David, I was listening live to the first Prom on R3, then switched to TV iplayer and watched some of it again, so I haven't yet heard Harmonium but am looking forward to it. I really don't mind how they present them on the telly, but on R3 - ugh! I still have a cherished live Harmonium recording from many years ago on a cassette, can't remember the occasion. Could be fun doing a comparison. It's about time I digitised anything worth keeping (Lutoslawski conducting, Krystian Zimerman, birthday concerts, that sort of thing). The St John's concert sounds amazing, really good recording and not an obvious St John's sound as you say. No chance to listen through and really pay attention yet - another treat in store!

David said...

I bought a very cheap cassette-to-MP3 recorder to preserve old interviews, and the time when I recorded a lot off the radio in the early 1980s (but the quality wasn't good).
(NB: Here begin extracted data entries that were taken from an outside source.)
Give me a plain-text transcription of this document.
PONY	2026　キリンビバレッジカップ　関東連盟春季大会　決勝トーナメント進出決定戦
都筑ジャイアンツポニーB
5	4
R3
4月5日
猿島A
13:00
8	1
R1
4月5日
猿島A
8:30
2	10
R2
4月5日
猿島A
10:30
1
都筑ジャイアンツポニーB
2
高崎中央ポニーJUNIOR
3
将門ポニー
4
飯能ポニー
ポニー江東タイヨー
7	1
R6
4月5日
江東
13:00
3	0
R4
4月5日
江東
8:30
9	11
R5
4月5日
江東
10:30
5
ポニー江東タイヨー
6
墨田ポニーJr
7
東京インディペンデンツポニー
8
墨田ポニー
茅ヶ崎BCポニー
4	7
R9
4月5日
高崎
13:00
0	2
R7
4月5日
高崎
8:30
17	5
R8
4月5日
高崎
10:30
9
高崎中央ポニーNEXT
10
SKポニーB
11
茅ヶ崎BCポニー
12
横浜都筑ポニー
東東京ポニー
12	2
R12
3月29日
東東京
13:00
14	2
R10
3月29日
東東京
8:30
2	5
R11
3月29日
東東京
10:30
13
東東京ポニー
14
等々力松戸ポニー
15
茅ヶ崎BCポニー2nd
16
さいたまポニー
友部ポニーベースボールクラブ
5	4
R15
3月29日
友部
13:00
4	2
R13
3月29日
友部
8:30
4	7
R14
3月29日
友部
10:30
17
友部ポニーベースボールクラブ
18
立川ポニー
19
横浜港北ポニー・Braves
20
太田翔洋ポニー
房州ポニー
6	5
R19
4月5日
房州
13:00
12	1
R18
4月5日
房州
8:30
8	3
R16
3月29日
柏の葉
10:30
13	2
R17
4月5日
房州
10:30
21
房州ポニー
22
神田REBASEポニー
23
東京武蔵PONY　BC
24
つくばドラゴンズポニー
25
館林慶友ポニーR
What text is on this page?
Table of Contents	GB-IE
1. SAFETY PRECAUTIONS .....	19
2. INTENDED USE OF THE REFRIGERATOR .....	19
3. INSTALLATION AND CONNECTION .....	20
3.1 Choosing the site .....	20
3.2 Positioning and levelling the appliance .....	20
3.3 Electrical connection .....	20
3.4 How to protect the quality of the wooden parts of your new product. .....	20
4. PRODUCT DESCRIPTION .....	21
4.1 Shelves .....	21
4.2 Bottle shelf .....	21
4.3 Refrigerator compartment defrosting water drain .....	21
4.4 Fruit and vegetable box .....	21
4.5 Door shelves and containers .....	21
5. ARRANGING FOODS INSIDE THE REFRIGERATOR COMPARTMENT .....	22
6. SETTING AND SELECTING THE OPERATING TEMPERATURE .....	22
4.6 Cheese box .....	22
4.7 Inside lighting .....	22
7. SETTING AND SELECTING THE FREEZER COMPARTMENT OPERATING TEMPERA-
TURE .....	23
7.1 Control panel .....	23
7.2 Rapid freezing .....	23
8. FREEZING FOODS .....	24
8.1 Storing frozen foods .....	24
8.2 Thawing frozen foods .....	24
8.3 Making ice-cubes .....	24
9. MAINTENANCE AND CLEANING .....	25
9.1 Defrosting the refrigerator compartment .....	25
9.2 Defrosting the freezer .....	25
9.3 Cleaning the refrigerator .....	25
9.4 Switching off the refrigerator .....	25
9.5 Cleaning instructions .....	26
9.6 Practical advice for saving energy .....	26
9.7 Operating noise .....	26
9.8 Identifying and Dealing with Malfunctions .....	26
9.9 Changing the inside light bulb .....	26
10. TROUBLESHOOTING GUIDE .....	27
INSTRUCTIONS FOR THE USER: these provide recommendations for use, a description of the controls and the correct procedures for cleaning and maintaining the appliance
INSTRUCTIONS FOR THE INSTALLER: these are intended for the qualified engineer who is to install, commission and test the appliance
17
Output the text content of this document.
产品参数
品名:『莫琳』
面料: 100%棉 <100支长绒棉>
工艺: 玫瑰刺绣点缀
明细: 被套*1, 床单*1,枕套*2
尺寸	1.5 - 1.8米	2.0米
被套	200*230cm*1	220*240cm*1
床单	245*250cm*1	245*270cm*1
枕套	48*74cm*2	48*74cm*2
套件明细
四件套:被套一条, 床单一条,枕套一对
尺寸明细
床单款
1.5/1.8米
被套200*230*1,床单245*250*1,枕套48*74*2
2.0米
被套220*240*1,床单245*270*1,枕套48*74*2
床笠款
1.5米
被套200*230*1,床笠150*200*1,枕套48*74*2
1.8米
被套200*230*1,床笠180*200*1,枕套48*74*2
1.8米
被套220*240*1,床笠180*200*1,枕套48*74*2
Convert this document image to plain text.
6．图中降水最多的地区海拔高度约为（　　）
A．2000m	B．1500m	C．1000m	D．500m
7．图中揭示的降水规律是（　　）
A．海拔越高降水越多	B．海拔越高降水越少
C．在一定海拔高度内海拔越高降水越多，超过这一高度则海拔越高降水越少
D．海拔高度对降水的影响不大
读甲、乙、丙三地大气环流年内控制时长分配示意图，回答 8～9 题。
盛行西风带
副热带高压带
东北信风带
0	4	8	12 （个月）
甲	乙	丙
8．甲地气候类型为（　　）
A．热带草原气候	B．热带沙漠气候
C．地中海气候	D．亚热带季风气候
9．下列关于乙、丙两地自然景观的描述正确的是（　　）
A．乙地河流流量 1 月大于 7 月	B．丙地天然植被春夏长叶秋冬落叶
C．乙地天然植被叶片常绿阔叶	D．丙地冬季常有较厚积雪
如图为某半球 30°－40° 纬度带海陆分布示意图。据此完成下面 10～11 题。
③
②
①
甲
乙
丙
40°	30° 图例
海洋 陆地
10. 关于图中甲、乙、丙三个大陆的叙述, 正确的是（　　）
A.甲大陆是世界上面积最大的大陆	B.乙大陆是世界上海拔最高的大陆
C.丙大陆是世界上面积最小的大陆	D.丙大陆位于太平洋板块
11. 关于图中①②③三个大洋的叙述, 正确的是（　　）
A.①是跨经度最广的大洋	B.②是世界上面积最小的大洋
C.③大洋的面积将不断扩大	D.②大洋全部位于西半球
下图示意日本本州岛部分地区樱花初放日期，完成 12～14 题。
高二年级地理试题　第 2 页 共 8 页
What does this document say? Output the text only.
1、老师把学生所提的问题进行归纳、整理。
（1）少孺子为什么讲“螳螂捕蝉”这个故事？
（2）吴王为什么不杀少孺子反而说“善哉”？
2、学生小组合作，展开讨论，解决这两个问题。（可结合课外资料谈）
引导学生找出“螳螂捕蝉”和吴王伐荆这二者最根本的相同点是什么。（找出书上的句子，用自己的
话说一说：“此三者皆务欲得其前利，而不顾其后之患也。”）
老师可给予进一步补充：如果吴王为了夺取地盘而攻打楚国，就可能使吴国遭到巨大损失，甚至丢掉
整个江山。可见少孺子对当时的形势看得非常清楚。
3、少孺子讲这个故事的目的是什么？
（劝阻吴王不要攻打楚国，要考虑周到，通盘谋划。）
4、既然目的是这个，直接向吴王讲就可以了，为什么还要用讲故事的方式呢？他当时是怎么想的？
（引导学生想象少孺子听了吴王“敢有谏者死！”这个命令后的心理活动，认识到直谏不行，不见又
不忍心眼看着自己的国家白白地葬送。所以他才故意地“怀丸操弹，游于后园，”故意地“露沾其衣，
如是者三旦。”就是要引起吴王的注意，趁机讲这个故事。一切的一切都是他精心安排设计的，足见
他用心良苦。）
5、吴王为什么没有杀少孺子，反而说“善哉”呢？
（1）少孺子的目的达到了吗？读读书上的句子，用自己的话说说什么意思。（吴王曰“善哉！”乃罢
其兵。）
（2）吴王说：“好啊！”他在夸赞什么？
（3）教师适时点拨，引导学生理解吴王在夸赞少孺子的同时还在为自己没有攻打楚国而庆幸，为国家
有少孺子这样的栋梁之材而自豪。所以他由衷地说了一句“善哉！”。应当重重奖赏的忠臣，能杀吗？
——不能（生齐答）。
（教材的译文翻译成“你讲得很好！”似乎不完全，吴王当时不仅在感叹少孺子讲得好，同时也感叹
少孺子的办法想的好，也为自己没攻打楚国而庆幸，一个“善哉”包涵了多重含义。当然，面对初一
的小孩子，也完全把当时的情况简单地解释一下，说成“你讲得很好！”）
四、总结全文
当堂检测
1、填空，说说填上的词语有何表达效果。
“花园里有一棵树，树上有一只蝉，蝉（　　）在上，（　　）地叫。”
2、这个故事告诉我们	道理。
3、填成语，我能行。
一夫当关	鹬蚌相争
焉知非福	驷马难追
Haven't got round to using it yet, nor to transferring LPs via my new turntable (but I've been using it a lot and loving the warmth of the 33 and a third).

Glad you liked the sound - the producer and engineers had to work really hard with the acoustics, not that it sounds as if reverb or anything artificial has been added. It's nice to get verdicts now from folk who couldn't make it, unlike your tribe.